Currently Utah has the largest online learning program in the country. Florida is a distant second with just over 20,000 enrolled.

Richard Siddoway, principal of the Electronic High School, said Utah had a jump on the rest of the nation in establishing the program. While other states started creating online courses in the late '90s, the program debuted in Utah in 1993 — before Netscape, Explorer and other browsers.

Students back then used file transfer protocol.

"There was a great deal of skepticism when we began that we were going to be a diploma mill," Siddoway said. "But when they learned that courses were equally rigorous or more so that went away — from polite skepticism to finally embracing it."

The program has doubled each year since 2000, the year officials established a solid course management system.

"I think what is happening here are kids are very familiar with the online world — they've just become a very technologically savvy group," Siddoway said. "I think the digital divide has closed remarkably, and every kid knows what he's doing."

He said the program has filled a niche for students who need to make up credit. And the option looks really good when it's compared to retaking classes after school or in the summer.

"The anytime, anywhere, anyplace delivery has just opened up options for kids," Siddoway said. "And with the state board moving toward increased graduation requirements, I am sure we are going to become more popular."

Currently the program has around 150 classes, 100 teachers and 51,000 students. The courses are free, and students can enroll anytime during the school year.

"If a person got their entire education through Electronic High School then I think they would really be missing something, but as long as it is a class here and there, then I think it is beneficial," said Rick Jaramillo, assistant principal at West High.

Ryan Burton, a senior at the Academy for Math Engineering and Science, opted to take a Spanish class this summer online to free up some course time his senior year. At AMES, students are required to take three years of foreign language and four years of math, science and English classes to graduate.

They also have the option of taking college courses for free so Burton said having one less class to worry about helps.

"I've heard (EHS) classes are harder, because you don't have anyone pushing you, and you have to do it on your own," said Burton, who plans to set aside time during the summer weeks for the course work.

Siddoway said many students, like Burton, enroll to get courses out of the way or to graduate early, but many others are trying to make up credit. Many homeschoolers are also enrolled as well as are high school dropouts who want to earn a diploma.

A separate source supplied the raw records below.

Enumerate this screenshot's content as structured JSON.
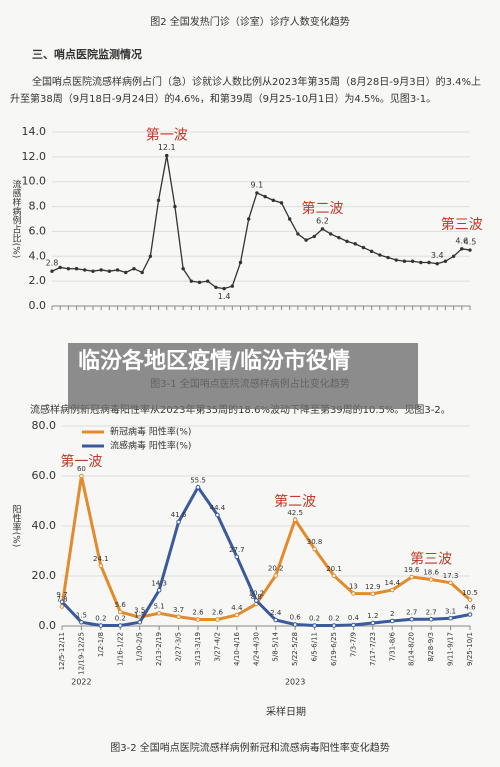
{
  "caption_top": "图2 全国发热门诊（诊室）诊疗人数变化趋势",
  "section_title": "三、哨点医院监测情况",
  "paragraph_1": "全国哨点医院流感样病例占门（急）诊就诊人数比例从2023年第35周（8月28日-9月3日）的3.4%上升至第38周（9月18日-9月24日）的4.6%，和第39周（9月25-10月1日）为4.5%。见图3-1。",
  "banner": "临汾各地区疫情/临汾市役情",
  "paragraph_2": "流感样病例新冠病毒阳性率从2023年第35周的18.6%波动下降至第39周的10.5%。见图3-2。",
  "chart_data": [
    {
      "type": "line",
      "title": "图3-1 全国哨点医院流感样病例占比变化趋势",
      "ylabel": "流感样病例占比(%)",
      "annotations": [
        "第一波",
        "第二波",
        "第三波"
      ],
      "annotation_color": "#c0392b",
      "color": "#333333",
      "categories": [
        null,
        null,
        null,
        null,
        null,
        null,
        null,
        null,
        null,
        null,
        null,
        null,
        null,
        null,
        null,
        null,
        null,
        null,
        null,
        null,
        null,
        null,
        null,
        null,
        null,
        null,
        null,
        null,
        null,
        null,
        null,
        null,
        null,
        null,
        null,
        null,
        null,
        null,
        null,
        null,
        null,
        null,
        null,
        null,
        null,
        null,
        null,
        null,
        null,
        null,
        null,
        null
      ],
      "values": [
        2.8,
        3.1,
        3.0,
        3.0,
        2.9,
        2.8,
        2.9,
        2.8,
        2.9,
        2.7,
        3.0,
        2.7,
        4.0,
        8.5,
        12.1,
        8.0,
        3.0,
        2.0,
        1.9,
        2.0,
        1.5,
        1.4,
        1.6,
        3.5,
        7.0,
        9.1,
        8.8,
        8.5,
        8.3,
        7.0,
        5.8,
        5.3,
        5.6,
        6.2,
        5.8,
        5.5,
        5.2,
        5.0,
        4.7,
        4.4,
        4.1,
        3.9,
        3.7,
        3.6,
        3.6,
        3.5,
        3.5,
        3.4,
        3.6,
        4.0,
        4.6,
        4.5
      ],
      "value_labels": [
        "2.8",
        null,
        null,
        null,
        null,
        null,
        null,
        null,
        null,
        null,
        null,
        null,
        null,
        null,
        "12.1",
        null,
        null,
        null,
        null,
        null,
        null,
        "1.4",
        null,
        null,
        null,
        "9.1",
        null,
        null,
        null,
        null,
        null,
        null,
        null,
        "6.2",
        null,
        null,
        null,
        null,
        null,
        null,
        null,
        null,
        null,
        null,
        null,
        null,
        null,
        "3.4",
        null,
        null,
        "4.6",
        "4.5"
      ],
      "ylim": [
        0,
        14
      ],
      "yticks": [
        {
          "value": 0,
          "label": "0.0"
        },
        {
          "value": 2,
          "label": "2.0"
        },
        {
          "value": 4,
          "label": "4.0"
        },
        {
          "value": 6,
          "label": "6.0"
        },
        {
          "value": 8,
          "label": "8.0"
        },
        {
          "value": 10,
          "label": "10.0"
        },
        {
          "value": 12,
          "label": "12.0"
        },
        {
          "value": 14,
          "label": "14.0"
        }
      ],
      "grid": true
    },
    {
      "type": "line",
      "title": "图3-2 全国哨点医院流感样病例新冠和流感病毒阳性率变化趋势",
      "ylabel": "阳性率(%)",
      "xlabel": "采样日期",
      "year_labels": [
        "2022",
        "2023"
      ],
      "annotations": [
        "第一波",
        "第二波",
        "第三波"
      ],
      "annotation_color": "#c0392b",
      "categories": [
        "12/5-12/11",
        "12/19-12/25",
        "1/2-1/8",
        "1/16-1/22",
        "1/30-2/5",
        "2/13-2/19",
        "2/27-3/5",
        "3/13-3/19",
        "3/27-4/2",
        "4/10-4/16",
        "4/24-4/30",
        "5/8-5/14",
        "5/22-5/28",
        "6/5-6/11",
        "6/19-6/25",
        "7/3-7/9",
        "7/17-7/23",
        "7/31-8/6",
        "8/14-8/20",
        "8/28-9/3",
        "9/11-9/17",
        "9/25-10/1"
      ],
      "series": [
        {
          "name": "新冠病毒 阳性率(%)",
          "color": "#e38b2c",
          "values": [
            7.8,
            60,
            24.1,
            5.6,
            3.5,
            5.1,
            3.7,
            2.6,
            2.6,
            4.4,
            8.8,
            20.2,
            42.5,
            30.8,
            20.1,
            13.0,
            12.9,
            14.4,
            19.6,
            18.6,
            17.3,
            10.5
          ]
        },
        {
          "name": "流感病毒 阳性率(%)",
          "color": "#3a5a9c",
          "values": [
            9.7,
            1.5,
            0.2,
            0.2,
            1.5,
            14.3,
            41.6,
            55.5,
            44.4,
            27.7,
            10.2,
            2.4,
            0.6,
            0.2,
            0.2,
            0.4,
            1.2,
            2.0,
            2.7,
            2.7,
            3.1,
            4.6
          ]
        }
      ],
      "ylim": [
        0,
        80
      ],
      "yticks": [
        {
          "value": 0,
          "label": "0.0"
        },
        {
          "value": 20,
          "label": "20.0"
        },
        {
          "value": 40,
          "label": "40.0"
        },
        {
          "value": 60,
          "label": "60.0"
        },
        {
          "value": 80,
          "label": "80.0"
        }
      ],
      "grid": true
    }
  ]
}
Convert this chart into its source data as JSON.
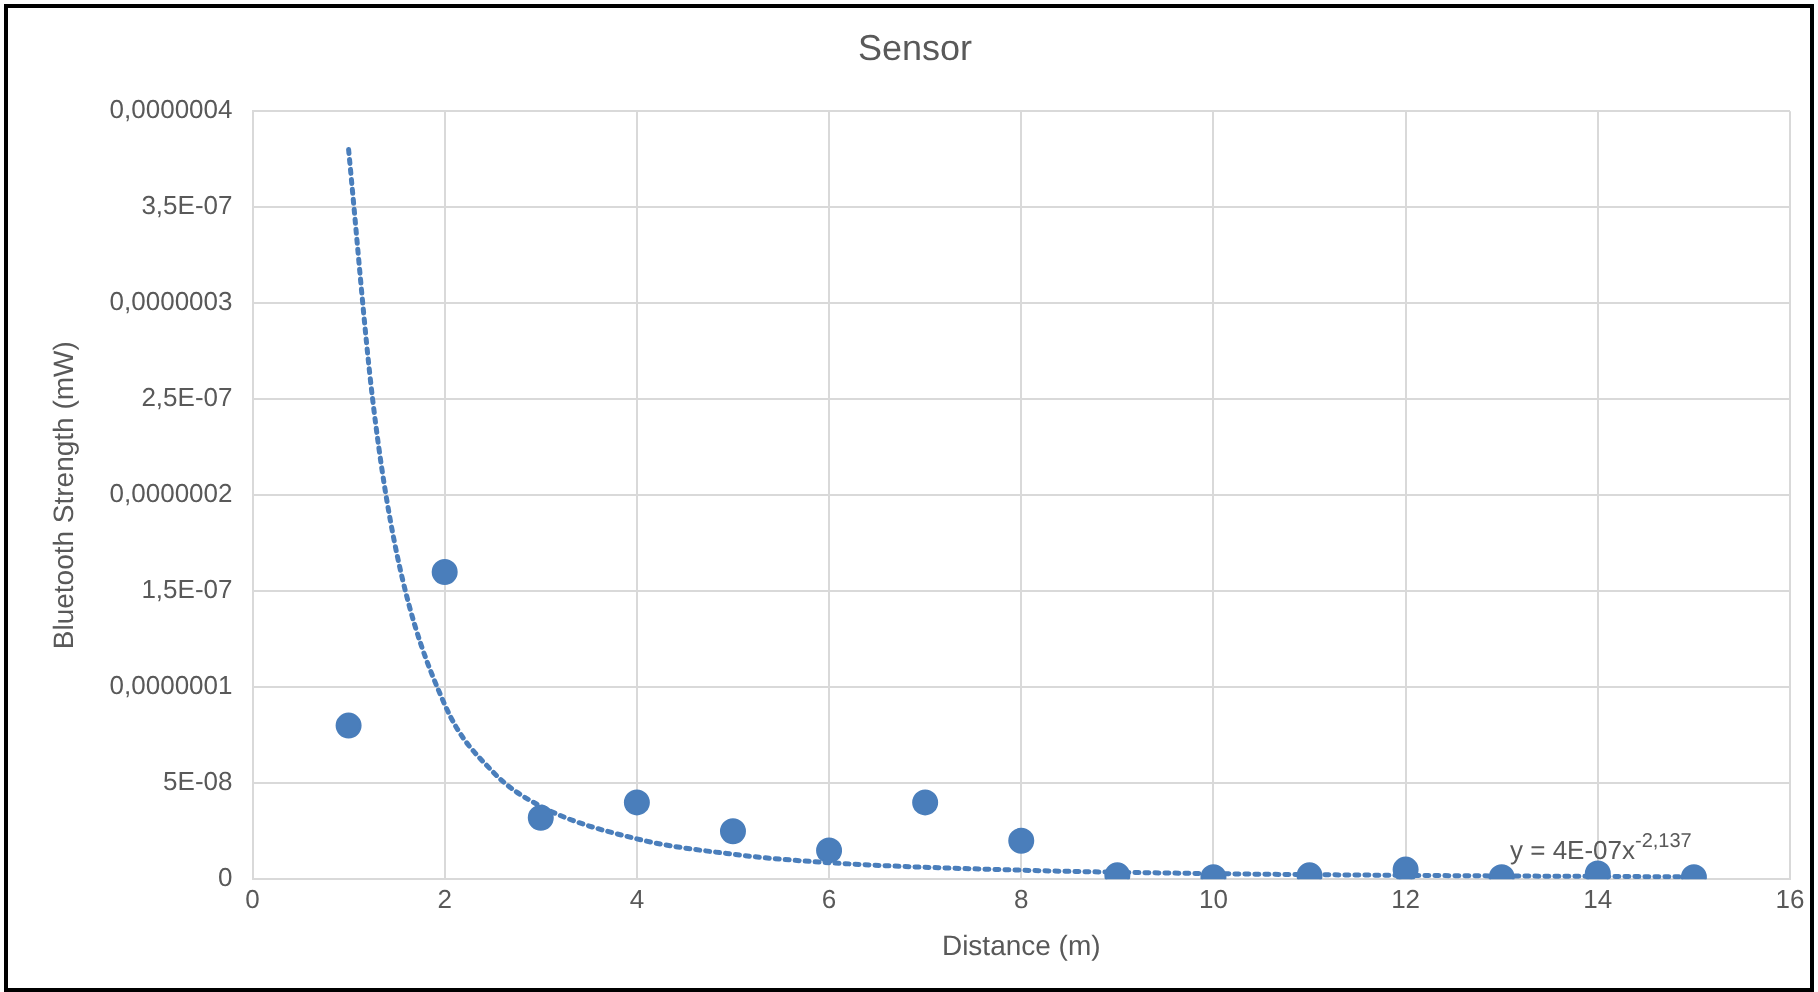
{
  "chart_data": {
    "type": "scatter",
    "title": "Sensor",
    "xlabel": "Distance (m)",
    "ylabel": "Bluetooth Strength (mW)",
    "xlim": [
      0,
      16
    ],
    "xticks": [
      0,
      2,
      4,
      6,
      8,
      10,
      12,
      14,
      16
    ],
    "ylim": [
      0,
      4e-07
    ],
    "yticks": [
      {
        "value": 0,
        "label": "0"
      },
      {
        "value": 5e-08,
        "label": "5E-08"
      },
      {
        "value": 1e-07,
        "label": "0,0000001"
      },
      {
        "value": 1.5e-07,
        "label": "1,5E-07"
      },
      {
        "value": 2e-07,
        "label": "0,0000002"
      },
      {
        "value": 2.5e-07,
        "label": "2,5E-07"
      },
      {
        "value": 3e-07,
        "label": "0,0000003"
      },
      {
        "value": 3.5e-07,
        "label": "3,5E-07"
      },
      {
        "value": 4e-07,
        "label": "0,0000004"
      }
    ],
    "grid": true,
    "legend": false,
    "marker": "circle",
    "series": [
      {
        "color": "#4a7ebb",
        "x": [
          1,
          2,
          3,
          4,
          5,
          6,
          7,
          8,
          9,
          10,
          11,
          12,
          13,
          14,
          15
        ],
        "values": [
          8e-08,
          1.6e-07,
          3.2e-08,
          4e-08,
          2.5e-08,
          1.5e-08,
          4e-08,
          2e-08,
          2e-09,
          1e-09,
          2e-09,
          5e-09,
          1e-09,
          3e-09,
          1e-09
        ]
      },
      {
        "type": "line",
        "color": "#4a7ebb",
        "line_style": "dotted",
        "marker": "none",
        "x": [
          1,
          1.25,
          1.5,
          2,
          2.5,
          3,
          4,
          5,
          6,
          8,
          10,
          12,
          15
        ],
        "values": [
          3.8e-07,
          2.5e-07,
          1.7e-07,
          9.1e-08,
          5.6e-08,
          3.8e-08,
          2.1e-08,
          1.3e-08,
          8.6e-09,
          4.7e-09,
          2.9e-09,
          2e-09,
          1.2e-09
        ]
      }
    ],
    "annotations": [
      "y = 4E-07x$^{-2,137}$"
    ]
  }
}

Siddoway said physical education classes are among the most popular. Some students don't like to shower in locker rooms or don't like the competitiveness that often accompanies traditional physical education classes. In online classes, students log required workouts and also study health-related topics.

English, algebra and U.S. government are also top picks among EHS students.

Currently state leaders are exploring the idea of taking the program nationwide.

This month the State Board of Education gave the green light to go forward in developing a plan that would create a second Electronic High School campus that would be marketed nationally.

Partnering with entrepreneurs, the second campus, currently called the American Academy, would be a for-profit program targeting 18-to-30-year-olds who have not earned high school diplomas.

EHS would supply teachers, courses and issue diplomas and also get a cut of the profits to roll back into EHS.

Siddoway said finding teachers would be easy, since he has around 500 teachers who have expressed interest in teaching in the program.

A proposal and business plan are expected to be ready sometime next fall.